Realitas Job Seeker Indonesia
Ide cerita film ini lahir dari keresahan yang sangat dekat dengan job seekers Indonesia. Evelyn Afnilia, sang penulis skenario, mengungkapkan bahwa inspirasi cerita ini muncul dari observasi tajam saat momen Lebaran.
“Ide itu lahir dari observasi di dalam keluarga saat Lebaran. Seringkali momen keluarga, khususnya saat Lebaran, menjadi ajang ekspektasi keberhasilan anggota keluarga,” ungkap Evelyn.

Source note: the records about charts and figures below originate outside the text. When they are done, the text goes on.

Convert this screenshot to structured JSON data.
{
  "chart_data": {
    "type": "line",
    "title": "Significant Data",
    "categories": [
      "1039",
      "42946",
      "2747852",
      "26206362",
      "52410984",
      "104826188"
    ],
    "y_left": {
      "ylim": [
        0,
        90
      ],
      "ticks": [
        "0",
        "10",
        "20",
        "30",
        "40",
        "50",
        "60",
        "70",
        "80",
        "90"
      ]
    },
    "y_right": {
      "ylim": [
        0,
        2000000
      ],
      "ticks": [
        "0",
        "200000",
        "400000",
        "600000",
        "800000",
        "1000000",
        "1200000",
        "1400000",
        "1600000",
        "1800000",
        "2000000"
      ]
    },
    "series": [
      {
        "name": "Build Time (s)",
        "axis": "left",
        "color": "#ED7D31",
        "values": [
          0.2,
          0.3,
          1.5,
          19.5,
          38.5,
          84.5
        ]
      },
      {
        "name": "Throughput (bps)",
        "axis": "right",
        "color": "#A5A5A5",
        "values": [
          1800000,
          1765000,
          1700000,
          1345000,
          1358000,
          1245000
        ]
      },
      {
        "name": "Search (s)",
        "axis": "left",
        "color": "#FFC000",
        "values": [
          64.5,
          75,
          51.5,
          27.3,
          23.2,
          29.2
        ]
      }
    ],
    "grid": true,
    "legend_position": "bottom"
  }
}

Proses pengembangannya memakan waktu sekitar setengah tahun sejak Lebaran tahun lalu. Untuk mendukung pendalaman karakter pencari kerja lokal, sang penulis skenario itu melakukan riset langsung kepada agen-agen properti. Menurutnya, pola dan sistem pencarian tenaga kerja pada bidang tersebut cukup mewakili situasi job seekers Indonesia.
Senada dengan Evelyn, Sunil Samtani selaku Executive Producer menegaskan bahwa film ini memang mencari topik yang grounded dan realistis. Film ini adalah cermin dari apa yang benar-benar dialami sebuah keluarga dengan anggota keluarga yang tengah mencari kerja.
“Home Alone” Versi Lebaran
Jika Hollywood punya tradisi memutar Home Alone saat Natal, maka Naya Anandita, sang sutradara, memiliki visi besar untuk film ini.
“Saya tahu ya, ini akan jadi film Lebaran. Kalau di Hollywood ada Home Alone saat Natal, maka di Lebaran ada film ini: Tunggu Aku Sukses Nanti,” ujar Naya dengan optimis.
Sutradara yang memiliki latar belakang sebagai staf produksi di Mata Najwa ini ingin mengajak penonton merenungkan kembali definisi kesuksesan. Film ini akan menantang penonton dengan pertanyaan filosofis namun relevan: “Apa arti cukup?” dan “Bagaimana kesuksesan seharusnya ditentukan oleh diri sendiri, bukan orang lain.”
Kesuksesan itu Relatif, Pertanyaan Keluarga itu Absolut
Film “Tunggu Aku Sukses Nanti” tampaknya akan menjadi teman yang pas bagi para pejuang kerja yang sedang mudik atau berkumpul dengan keluarga. Film ini tidak hanya menawarkan hiburan, tetapi juga validasi perasaan bagi mereka yang sedang berjuang mencari tempatnya di dunia kerja.
Menutup sesi konferensi Naya Anandita memberikan sebuah closing statement yang menohok sekaligus merangkum esensi film ini:
“Kesuksesan itu relatif, pertanyaan keluarga itu absolut.”
Jadi, siapkan hati dan tiket bioskop Anda. Lebaran besok, IJ-ers bisa nonton film perjuangan para job seekers Indonesia yang mungkin adalah cerminan diri kita sendiri.